L’ancien secrétaire général du parti au pouvoir Hamidou Karihila et l’ancien candidat à la présidentielle de 2019 Ahamada Mahamoudou, deux ténors de l’opposition, sont accusés d’avoir voulu fomenter un coup d’État pour renverser le chef de l’État Azali Assoumani.
Les accusations de déstabilisation faites aux opposants se multiplient. Après le secrétaire général sortant de la Commission de l’Océan indien, Hamada Madi Boléro qui en a fait les frais en 2018, l’ancien secrétaire d’Etat chargé du monde arabe auprès du ministère des Affaires étrangères, Hamidou Karihila, ainsi que l’avocat de l’ancien président Sambi, Ahamada Mahamoudou, sont à leur tour cités dans ce genre d’affaires. Cette fois, non pas par une autorité comorienne mais par un média arabe selon lequel les deux mis en cause seraient soutenus par le Qatar et la Turquie.
Contactés pour plus de détails sur ces accusations, l’ancien patron de la diplomatie dans le monde arabe se dit « étonné » que de telles accusations soient portées contre sa personne. Il s’agit selon lui de personnes « malintentionnées » qui ne cherchent qu’à « « nuire et salir sa personnalité. « C’est une honte pour notre pays, pour notre démocratie. Et c’est là le mal de ce régime bâtard », s’emporte cet ancien collaborateur qui a basculé dans l’opposition. « Après 19 ans de combat politique au sein de la CRC et aux côtés d’Azali, c’est le cadeau que je mérite de leur part à cause de ma loyauté », tonne celui que semble convaincu que cet article est l’œuvre du régime d’Azali.

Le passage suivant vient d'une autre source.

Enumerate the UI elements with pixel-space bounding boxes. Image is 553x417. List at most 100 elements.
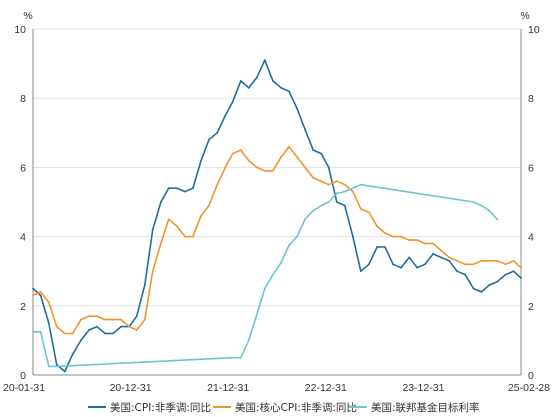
legend-label: 美国:核心CPI:非季调:同比 xyxy=(235,401,357,414)
data-point xyxy=(480,204,483,207)
data-point xyxy=(424,263,426,266)
data-point xyxy=(39,291,42,293)
data-point xyxy=(335,201,338,203)
x-tick-label: 25-02-28 xyxy=(508,382,550,394)
y-tick-label-left: 10 xyxy=(14,24,26,36)
data-point xyxy=(32,294,34,297)
data-point xyxy=(112,318,114,321)
data-point xyxy=(359,208,362,210)
data-point xyxy=(304,218,306,221)
data-point xyxy=(432,242,434,245)
data-point xyxy=(80,318,82,321)
data-point xyxy=(112,332,114,335)
data-point xyxy=(176,187,178,190)
data-point xyxy=(320,152,323,155)
data-point xyxy=(480,259,483,262)
data-point xyxy=(167,218,170,221)
data-point xyxy=(239,356,242,359)
y-tick-label-right: 8 xyxy=(528,93,534,105)
y-tick-label-left: 6 xyxy=(20,162,26,174)
data-point xyxy=(448,256,451,259)
data-point xyxy=(488,259,491,262)
data-point xyxy=(55,363,58,366)
data-point xyxy=(376,225,378,228)
data-point xyxy=(200,214,203,217)
data-point xyxy=(512,270,515,273)
grid-lines xyxy=(33,28,521,307)
data-point xyxy=(343,183,346,186)
data-point xyxy=(496,259,499,262)
y-tick-label-right: 6 xyxy=(528,162,534,174)
data-point xyxy=(304,166,306,169)
data-point xyxy=(39,294,42,297)
data-point xyxy=(327,183,330,186)
data-point xyxy=(312,209,315,212)
data-point xyxy=(312,176,315,179)
series-line-2 xyxy=(32,145,522,335)
data-point xyxy=(352,235,354,238)
data-point xyxy=(247,86,250,89)
data-point xyxy=(192,187,194,190)
data-point xyxy=(464,273,467,276)
data-point xyxy=(400,235,402,238)
right-axis-unit: % xyxy=(520,10,529,22)
data-point xyxy=(239,80,242,82)
data-point xyxy=(135,329,138,331)
data-point xyxy=(288,145,290,148)
data-point xyxy=(408,239,411,242)
data-point xyxy=(359,270,362,273)
data-point xyxy=(208,138,210,141)
data-point xyxy=(376,246,378,248)
data-point xyxy=(47,365,50,368)
data-point xyxy=(208,204,210,207)
data-point xyxy=(263,170,266,172)
data-point xyxy=(335,192,338,195)
data-point xyxy=(327,201,330,203)
x-tick-label: 21-12-31 xyxy=(207,382,249,394)
data-point xyxy=(32,287,34,290)
data-point xyxy=(47,322,50,324)
data-point xyxy=(120,318,122,321)
legend-label: 美国:CPI:非季调:同比 xyxy=(110,401,211,414)
data-point xyxy=(55,325,58,328)
data-point xyxy=(143,284,146,286)
data-point xyxy=(55,365,58,368)
data-point xyxy=(520,266,522,269)
data-point xyxy=(88,329,90,331)
data-point xyxy=(272,170,274,172)
data-point xyxy=(512,259,515,262)
data-point xyxy=(63,332,66,335)
data-point xyxy=(416,266,419,269)
y-tick-label-right: 0 xyxy=(528,370,534,382)
data-point xyxy=(135,315,138,318)
data-point xyxy=(472,263,475,266)
data-point xyxy=(304,128,306,131)
data-point xyxy=(343,204,346,207)
data-point xyxy=(320,204,323,207)
data-point xyxy=(296,107,298,110)
data-point xyxy=(239,149,242,152)
data-point xyxy=(416,239,419,242)
data-point xyxy=(280,156,282,158)
data-point xyxy=(400,266,402,269)
data-point xyxy=(384,246,386,248)
data-point xyxy=(39,330,42,333)
data-point xyxy=(160,242,162,245)
data-point xyxy=(472,201,475,203)
y-tick-label-left: 8 xyxy=(20,93,26,105)
y-tick-label-left: 4 xyxy=(20,232,26,244)
data-point xyxy=(456,270,458,273)
data-point xyxy=(151,228,154,231)
data-point xyxy=(392,235,394,238)
data-point xyxy=(120,325,122,328)
data-point xyxy=(32,330,34,333)
data-point xyxy=(472,287,475,290)
y-tick-label-left: 0 xyxy=(20,370,26,382)
data-point xyxy=(192,235,194,238)
data-point xyxy=(496,218,499,221)
data-point xyxy=(296,156,298,158)
data-point xyxy=(263,59,266,61)
series-line-1 xyxy=(32,59,522,373)
data-point xyxy=(392,263,394,266)
data-point xyxy=(167,187,170,190)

« On me traite d’intégriste et d’islamiste alors que je me suis toujours donné à contribuer pour le bien de mon pays dans le respect de la démocratie à travers mon engagement politique et à travers mes œuvres. On m’accuse de tout, même de détournement » de fonds, regrette celui qui affirme que depuis les élections du 24 mars 2019, il n’a effectué qu’un seul voyage pour des raisons sanitaires et c’était dans le sultanat d’Oman.
Quant à l’avocat de Sambi, Me Mahamoudou Ahamada, cette affaire est à ses yeux « un non-évènement ». Même réaction pour le gouvernement dont le porte-parole accuse les deux concernés de chercher à se faire « de la publicité ». « Je ne suis pas du genre à me faire de la publicité surtout pas par un acte prohibé par la loi », se défend Me Mahamoudou pour qui chercher à tout prix à faire le buzz ne lui « ressemble pas du tout ». Notons que l’article qui a été mis en ligne fin octobre n’était plus accessible samedi 7 novembre.